In the event that any person or entity other than the Executive or the Employer
may be a party with regard to any such controversy or claim, such controversy or
claim shall be submitted to arbitration subject to such other person or entity's
agreement. Judgment upon the award rendered by the arbitrator may be entered in
any court having jurisdiction thereof. This Section 8 shall be specifically
enforceable. Notwithstanding the foregoing, this Section 8 shall not preclude
either party from pursuing a court action for the sole purpose of obtaining a
temporary restraining order or a preliminary injunction in circumstances in
which such relief is appropriate; provided that any other relief shall be
pursued through an arbitration proceeding pursuant to this Section 8.

         9. Consent to Jurisdiction. To the extent that any court action is
permitted consistent with or to enforce Section 8 of this Agreement, the parties
hereby consent to the jurisdiction of the Superior Court of the State of New
Hampshire and the United States District Court for the District of New
Hampshire. Accordingly, with respect to any such court action, the Executive (a)
submits to the personal jurisdiction of such courts; (b) consents to service of
process; and (c) waives any other requirement (whether imposed by statute, rule
of court, or otherwise) with respect to personal jurisdiction or service of
process.

         10. Integration. This Agreement constitutes the entire agreement
between the parties with respect to the subject matter hereof and supersedes all
prior agreements between the parties with respect to any related subject matter.

         11. Assignment; Successors and Assigns, etc. Neither the Employer nor
the Executive may make any assignment of this Agreement or any interest herein,
by operation of law or otherwise, without the prior written consent of the other
party; provided that the Employer may assign its rights under this Agreement
without the consent of the Executive in the event that the Employer shall effect
a reorganization, consolidate with or merge into any other corporation,
partnership, organization or other entity, or transfer all or substantially all
of its properties or assets to any other corporation, partnership, organization
or other entity. This Agreement shall inure to the benefit of and be binding
upon the Employer and the Executive, their respective successors, executors,
administrators, heirs and permitted assigns.

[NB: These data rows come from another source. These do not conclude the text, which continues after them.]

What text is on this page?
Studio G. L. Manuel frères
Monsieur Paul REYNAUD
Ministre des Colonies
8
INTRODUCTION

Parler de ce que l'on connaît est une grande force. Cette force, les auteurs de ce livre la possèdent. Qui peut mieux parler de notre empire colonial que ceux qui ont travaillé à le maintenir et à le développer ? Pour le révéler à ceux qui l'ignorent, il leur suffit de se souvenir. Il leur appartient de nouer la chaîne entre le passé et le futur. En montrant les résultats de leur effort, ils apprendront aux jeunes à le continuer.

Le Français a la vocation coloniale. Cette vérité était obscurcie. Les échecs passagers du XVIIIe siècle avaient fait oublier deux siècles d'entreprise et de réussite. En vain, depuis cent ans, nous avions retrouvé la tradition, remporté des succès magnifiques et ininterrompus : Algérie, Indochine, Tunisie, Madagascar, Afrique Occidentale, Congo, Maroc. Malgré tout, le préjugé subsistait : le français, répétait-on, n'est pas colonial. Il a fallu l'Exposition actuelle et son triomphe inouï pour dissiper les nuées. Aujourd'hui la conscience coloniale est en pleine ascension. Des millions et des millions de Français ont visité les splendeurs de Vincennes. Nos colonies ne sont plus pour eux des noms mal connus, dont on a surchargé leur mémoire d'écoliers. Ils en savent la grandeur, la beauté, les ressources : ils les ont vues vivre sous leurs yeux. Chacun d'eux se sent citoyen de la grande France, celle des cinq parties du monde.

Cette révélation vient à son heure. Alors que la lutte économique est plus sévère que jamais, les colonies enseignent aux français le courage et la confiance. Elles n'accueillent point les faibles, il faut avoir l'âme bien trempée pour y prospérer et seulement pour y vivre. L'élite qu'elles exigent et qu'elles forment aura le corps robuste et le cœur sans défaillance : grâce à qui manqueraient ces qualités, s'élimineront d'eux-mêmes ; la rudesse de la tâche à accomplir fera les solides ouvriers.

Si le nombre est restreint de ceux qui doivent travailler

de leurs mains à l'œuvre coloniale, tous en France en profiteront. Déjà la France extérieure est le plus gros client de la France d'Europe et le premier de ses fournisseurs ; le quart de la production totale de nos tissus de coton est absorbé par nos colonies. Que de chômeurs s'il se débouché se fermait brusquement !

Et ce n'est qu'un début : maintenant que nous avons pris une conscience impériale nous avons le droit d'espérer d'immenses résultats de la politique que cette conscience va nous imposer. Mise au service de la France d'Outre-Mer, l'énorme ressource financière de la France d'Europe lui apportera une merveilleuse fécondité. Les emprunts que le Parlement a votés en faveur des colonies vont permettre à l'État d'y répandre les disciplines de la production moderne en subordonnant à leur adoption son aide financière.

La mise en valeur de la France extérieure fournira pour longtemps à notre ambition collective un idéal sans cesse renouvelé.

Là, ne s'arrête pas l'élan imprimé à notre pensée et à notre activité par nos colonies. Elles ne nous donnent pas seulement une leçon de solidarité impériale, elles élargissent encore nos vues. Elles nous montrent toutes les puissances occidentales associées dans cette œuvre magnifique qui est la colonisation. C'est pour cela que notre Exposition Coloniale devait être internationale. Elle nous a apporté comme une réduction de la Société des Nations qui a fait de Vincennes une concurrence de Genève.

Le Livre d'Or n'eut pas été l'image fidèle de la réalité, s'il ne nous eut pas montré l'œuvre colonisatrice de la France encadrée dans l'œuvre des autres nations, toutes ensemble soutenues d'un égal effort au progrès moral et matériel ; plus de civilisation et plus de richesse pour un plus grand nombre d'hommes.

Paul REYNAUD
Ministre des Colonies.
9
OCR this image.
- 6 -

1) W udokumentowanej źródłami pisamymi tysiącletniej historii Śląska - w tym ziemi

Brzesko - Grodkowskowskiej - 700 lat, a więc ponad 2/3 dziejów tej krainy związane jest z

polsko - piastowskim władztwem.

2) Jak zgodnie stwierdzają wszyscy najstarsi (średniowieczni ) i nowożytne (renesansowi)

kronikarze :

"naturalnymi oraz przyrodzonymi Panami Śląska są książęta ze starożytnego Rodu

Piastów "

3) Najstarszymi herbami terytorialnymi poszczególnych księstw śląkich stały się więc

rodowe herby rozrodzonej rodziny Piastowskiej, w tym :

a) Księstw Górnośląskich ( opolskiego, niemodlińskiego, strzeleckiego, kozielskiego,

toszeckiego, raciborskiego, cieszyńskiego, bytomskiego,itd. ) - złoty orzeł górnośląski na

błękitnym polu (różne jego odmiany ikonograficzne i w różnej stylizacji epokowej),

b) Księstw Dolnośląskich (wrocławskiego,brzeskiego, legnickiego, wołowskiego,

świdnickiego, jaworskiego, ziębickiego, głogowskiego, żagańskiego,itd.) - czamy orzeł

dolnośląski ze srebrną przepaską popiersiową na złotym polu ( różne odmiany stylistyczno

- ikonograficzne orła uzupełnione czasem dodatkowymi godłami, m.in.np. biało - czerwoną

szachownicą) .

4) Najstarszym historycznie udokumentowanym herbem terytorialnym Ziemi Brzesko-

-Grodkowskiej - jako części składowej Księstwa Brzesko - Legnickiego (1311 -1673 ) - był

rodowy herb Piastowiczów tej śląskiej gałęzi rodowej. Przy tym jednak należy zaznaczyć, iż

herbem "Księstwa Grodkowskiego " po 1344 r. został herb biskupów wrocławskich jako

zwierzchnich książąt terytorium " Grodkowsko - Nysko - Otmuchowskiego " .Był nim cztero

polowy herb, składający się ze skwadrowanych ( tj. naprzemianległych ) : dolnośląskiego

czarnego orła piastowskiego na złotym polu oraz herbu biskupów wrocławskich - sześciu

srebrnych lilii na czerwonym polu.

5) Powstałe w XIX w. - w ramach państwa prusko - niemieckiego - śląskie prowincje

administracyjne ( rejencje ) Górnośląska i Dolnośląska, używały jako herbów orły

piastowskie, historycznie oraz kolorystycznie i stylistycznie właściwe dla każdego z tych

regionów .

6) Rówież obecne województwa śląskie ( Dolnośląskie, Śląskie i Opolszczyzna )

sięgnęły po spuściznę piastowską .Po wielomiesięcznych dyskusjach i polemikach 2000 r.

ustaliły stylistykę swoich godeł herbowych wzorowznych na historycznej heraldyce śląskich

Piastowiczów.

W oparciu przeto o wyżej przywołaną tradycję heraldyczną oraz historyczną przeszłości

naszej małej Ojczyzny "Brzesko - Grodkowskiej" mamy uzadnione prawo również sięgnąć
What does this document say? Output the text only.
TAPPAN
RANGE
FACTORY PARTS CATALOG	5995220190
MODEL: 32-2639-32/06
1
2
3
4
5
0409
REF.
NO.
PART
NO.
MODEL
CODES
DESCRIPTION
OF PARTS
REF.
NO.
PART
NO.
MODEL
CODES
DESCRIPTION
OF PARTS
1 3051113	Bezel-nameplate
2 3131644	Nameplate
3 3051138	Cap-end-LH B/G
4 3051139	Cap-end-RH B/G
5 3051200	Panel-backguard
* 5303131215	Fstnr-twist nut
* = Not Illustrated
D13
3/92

         12. Enforceability. If any portion or provision of this Agreement
(including, without limitation, any portion or provision of any section of this
Agreement) shall to any extent be declared illegal or unenforceable by a court
of competent jurisdiction, then the remainder of this Agreement, or the
application of such portion or provision in circumstances other than those as to
which it is so declared illegal or unenforceable, shall not be affected thereby,
and each portion and provision of this Agreement shall be valid and enforceable
to the fullest extent permitted by law.

         13. Waiver. No waiver of any provision hereof shall be effective unless
made in writing and signed by the waiving party. The failure of any party to
require the performance of any term or obligation of this Agreement, or the
waiver by any party of any breach of this Agreement, shall not prevent any
subsequent enforcement of such term or obligation or be deemed a waiver of any
subsequent breach.

         14. Notices. Any notices, requests, demands and other communications
provided for by this Agreement shall be sufficient if in writing and delivered
in person or sent by a nationally recognized overnight courier service or by
registered or certified mail, postage prepaid, return receipt requested, to the
Executive at the last address the Executive has filed in writing with the
Employer or, in the case of the Employer, at Northway's main offices, attention
of the Chief Executive Officer of Northway, and shall be effective on the date
of delivery in person or by courier or three (3) days after the date mailed.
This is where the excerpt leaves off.